The main issue with summarization memory is that LLMs often don't know what details must be remembered and what can be discarded, so they're likely to forget some important details and this might frustrate the users.

In short, summarization memory achieves something very like human memory: infinitely compressible but likely to lose details in arbitrary ways. This works for role-playing chatbots for example, but not for personal assistants that are supposed to remember everything perfectly.

Scratchpad

In order to overcome the fallacies of human memory, people use post-its and notebooks to store important details that can't be forgotten. Turns out that LLMs can do this too! This is called scratchpad / state approach and means that the LLM is now in charge of maintaining a small, structured "state" that represents what the assistant should not forget, such as user preferences current goals, open tasks, todo lists, key decisions, definitions and terminology agreed upon, and more.

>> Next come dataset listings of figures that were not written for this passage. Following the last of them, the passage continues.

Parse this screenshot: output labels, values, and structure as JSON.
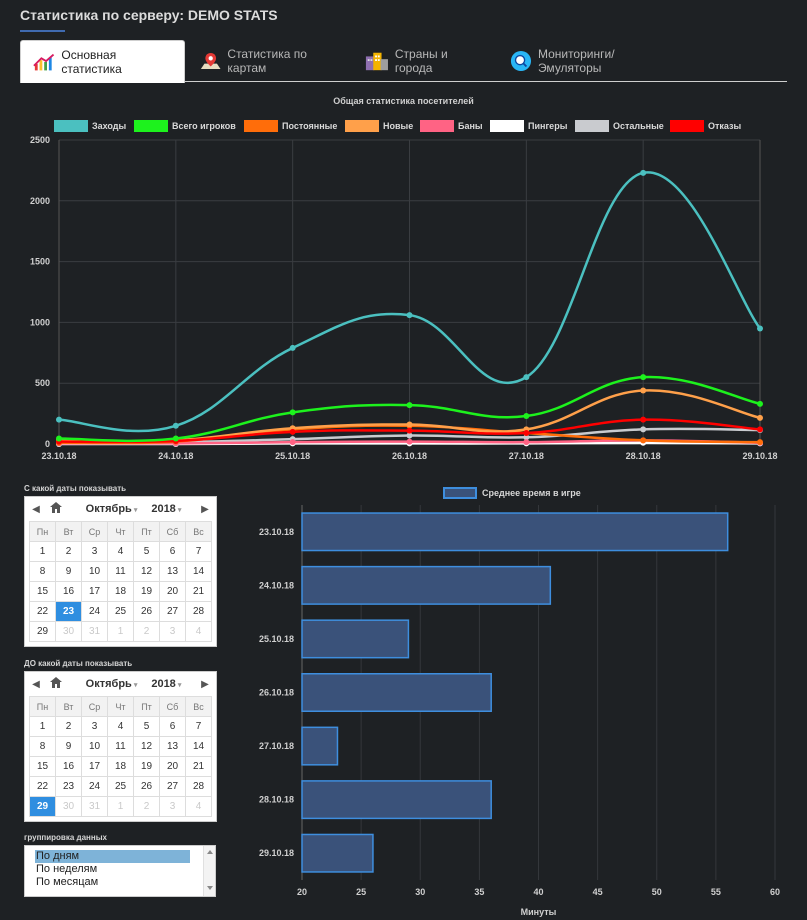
{
  "header": {
    "title": "Статистика по серверу: DEMO STATS"
  },
  "tabs": [
    {
      "label": "Основная статистика",
      "icon": "bar-chart-icon",
      "active": true
    },
    {
      "label": "Статистика по картам",
      "icon": "map-pin-icon",
      "active": false
    },
    {
      "label": "Страны и города",
      "icon": "buildings-icon",
      "active": false
    },
    {
      "label": "Мониторинги/Эмуляторы",
      "icon": "monitor-search-icon",
      "active": false
    }
  ],
  "chart_data": [
    {
      "type": "line",
      "title": "Общая статистика посетителей",
      "categories": [
        "23.10.18",
        "24.10.18",
        "25.10.18",
        "26.10.18",
        "27.10.18",
        "28.10.18",
        "29.10.18"
      ],
      "ylim": [
        0,
        2500
      ],
      "yticks": [
        0,
        500,
        1000,
        1500,
        2000,
        2500
      ],
      "series": [
        {
          "name": "Заходы",
          "color": "#4bc0c0",
          "values": [
            200,
            150,
            790,
            1060,
            550,
            2230,
            950
          ]
        },
        {
          "name": "Всего игроков",
          "color": "#1df21d",
          "values": [
            45,
            45,
            260,
            320,
            230,
            550,
            330
          ]
        },
        {
          "name": "Постоянные",
          "color": "#ff6d0a",
          "values": [
            10,
            20,
            120,
            150,
            90,
            30,
            15
          ]
        },
        {
          "name": "Новые",
          "color": "#ffa04a",
          "values": [
            30,
            30,
            130,
            160,
            120,
            440,
            215
          ]
        },
        {
          "name": "Баны",
          "color": "#ff6384",
          "values": [
            5,
            5,
            15,
            20,
            15,
            30,
            10
          ]
        },
        {
          "name": "Пингеры",
          "color": "#ffffff",
          "values": [
            0,
            0,
            5,
            5,
            5,
            10,
            5
          ]
        },
        {
          "name": "Остальные",
          "color": "#c9cbcf",
          "values": [
            15,
            15,
            40,
            70,
            55,
            120,
            115
          ]
        },
        {
          "name": "Отказы",
          "color": "#ff0000",
          "values": [
            20,
            25,
            100,
            110,
            90,
            200,
            120
          ]
        }
      ]
    },
    {
      "type": "bar",
      "orientation": "horizontal",
      "legend": "Среднее время в игре",
      "xlabel": "Минуты",
      "categories": [
        "23.10.18",
        "24.10.18",
        "25.10.18",
        "26.10.18",
        "27.10.18",
        "28.10.18",
        "29.10.18"
      ],
      "values": [
        56,
        41,
        29,
        36,
        23,
        36,
        26
      ],
      "xlim": [
        20,
        60
      ],
      "xticks": [
        20,
        25,
        30,
        35,
        40,
        45,
        50,
        55,
        60
      ]
    }
  ],
  "from_label": "С какой даты показывать",
  "to_label": "ДО какой даты показывать",
  "calendars": [
    {
      "month": "Октябрь",
      "year": "2018",
      "selected": "23"
    },
    {
      "month": "Октябрь",
      "year": "2018",
      "selected": "29"
    }
  ],
  "weekdays": [
    "Пн",
    "Вт",
    "Ср",
    "Чт",
    "Пт",
    "Сб",
    "Вс"
  ],
  "days": [
    [
      "1",
      "2",
      "3",
      "4",
      "5",
      "6",
      "7"
    ],
    [
      "8",
      "9",
      "10",
      "11",
      "12",
      "13",
      "14"
    ],
    [
      "15",
      "16",
      "17",
      "18",
      "19",
      "20",
      "21"
    ],
    [
      "22",
      "23",
      "24",
      "25",
      "26",
      "27",
      "28"
    ],
    [
      "29",
      "30",
      "31",
      "1",
      "2",
      "3",
      "4"
    ]
  ],
  "grouping": {
    "label": "группировка данных",
    "options": [
      "По дням",
      "По неделям",
      "По месяцам"
    ],
    "selected": "По дням"
  }
}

This approach can be implemented in two ways:

  • by giving a scratchpad tool to the LLMs, where the model can choose to write, edit or delete its content at all times,
  • by having a separate LLM regularly review the conversation and populate the scratchpad.

In either case, the scratchpad content is then added to the conversation history (for example in the system prompt or in other dedicated sections) and older conversation messages are dropped.

This approach is far more controllable than summaries, because the LLM can be instructed carefully as of what it's critical to remember and how to save it into the scratchpad. Not only, but the users themselves can be allowed to read and edit the scratchpad to check what the LLM remembers, add more information, or even correct errors.

RAG Memory

But what if the scratchpad becomes itself huge and occupies a large share of the context window, or even overflows it? For agents that need to take on huge tasks (for example coding agents and deep research systems) the scratchpad approach might not be enough.

In this case we can start to treat memory as yet another data source and perform RAG over the scratchpad and/or the conversation history, stored in a vector DB and indexed regularly.

The advantage of RAG memory is that you can reuse all well-known patterns for RAG, with the only difference that the content to be retrieved is the chat history itself and/or the LLM's notes.

However, RAG memory suffers from the shortcomings of retrieval: as the retrieval pipeline is never absolutely perfect, you can't expect perfect recall. You'll have to pay attention to the quality of the memory retrieval, evaluate it carefully and regularly, and so on. This adds a new dimension to your agent's evaluation and in general quite a bit of complexity.

In addition, you may run into an additional problem that's unique to RAG memory: context stuffing. Context stuffing is the presence of retrieved snippets of context that look like prompts: they can cause problems because they might confuse the LLM into following the instruction contained in the retrieved snippet instead of the user's instruction.

While context stuffing can happen with malicious context snippets in regular RAG, it's also very likely to happen accidentally when implementing RAG-based memory that searches directly into the chat history. This happens because all the retrieved snippets were indeed user's prompts in the past! In this case, it's essential to make sure that the prompt identifies clearly the retrieved snippets as context and not prompts.

Conclusion

That's it! With any of these three approaches, your LLM-base application is now able to remember things long-term.

However, don't forget that the moment when you add memory to your LLM powered application, you're now storing user data, with all the problems that this brings. You will need to take care of retention, user control over the memorized data, you'll be storing PII and secrets, and in many cases this process needs to be compliant to whatever policy for data retention you may be subject to.